We look forward to receiving your revised manuscript.

Kind regards,

Mario Pedraza-Reyes, Ph.D.

Academic Editor

PLOS ONE

Journal requirements:

When submitting your revision, we need you to address these additional requirements.

1. Please ensure that your manuscript meets PLOS ONE's style requirements, including those for file naming. The PLOS ONE style templates can be found at 

https://journals.plos.org/plosone/s/file?id=wjVg/PLOSOne_formatting_sample_main_body.pdf and 

https://journals.plos.org/plosone/s/file?id=ba62/PLOSOne_formatting_sample_title_authors_affiliations.pdf

Comments to the Author

1. Is the manuscript technically sound, and do the data support the conclusions?

The manuscript must describe a technically sound piece of scientific research with data that supports the conclusions. Experiments must have been conducted rigorously, with appropriate controls, replication, and sample sizes. The conclusions must be drawn appropriately based on the data presented.

Reviewer #1: Partly

Reviewer #2: Yes

Reviewer #3: Yes

**********

2. Has the statistical analysis been performed appropriately and rigorously?

Reviewer #1: N/A

Reviewer #2: Yes

Reviewer #3: N/A

**********

3. Have the authors made all data underlying the findings in their manuscript fully available?

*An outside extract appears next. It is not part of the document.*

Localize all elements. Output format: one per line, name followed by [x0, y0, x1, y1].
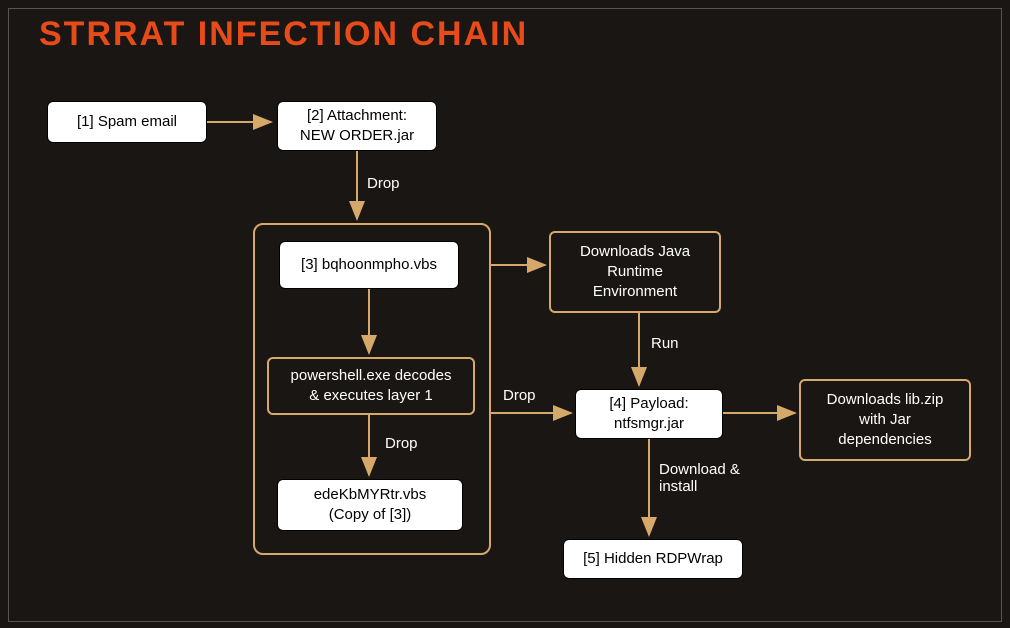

The PLOS Data policy requires authors to make all data underlying the findings described in their manuscript fully available without restriction, with rare exception (please refer to the Data Availability Statement in the manuscript PDF file). The data should be provided as part of the manuscript or its supporting information, or deposited to a public repository. For example, in addition to summary statistics, the data points behind means, medians and variance measures should be available. If there are restrictions on publicly sharing data—e.g. participant privacy or use of data from a third party—those must be specified.

Reviewer #1: Yes

Reviewer #2: Yes

Reviewer #3: Yes

**********

4. Is the manuscript presented in an intelligible fashion and written in standard English?

PLOS ONE does not copyedit accepted manuscripts, so the language in submitted articles must be clear, correct, and unambiguous. Any typographical or grammatical errors should be corrected at revision, so please note any specific errors here.

Reviewer #1: No

Reviewer #2: Yes

Reviewer #3: Yes

**********

5. Review Comments to the Author

Please use the space provided to explain your answers to the questions above. You may also include additional comments for the author, including concerns about dual publication, research ethics, or publication ethics. (Please upload your review as an attachment if it exceeds 20,000 characters)

Reviewer #1: The work presented by Rahman and colleagues provides an interesting approach for annotating hypothetical proteins in the genome of Bacillus paralicheniformis strain bac84. The use of well-established tools is interesting and relevant. The findings, this reviewer agrees that they have both basic biology and biotechnology interests. The manuscript has some issues in the writing that a thorough revision can fix. Overall, this reviewer thinks that the approach is sound and the results interesting. However, in the following lines, I respectfully provide some concerns regarding how the results are shown and described in the manuscript. I hope they are useful for the authors and may help assess important aspects of the study.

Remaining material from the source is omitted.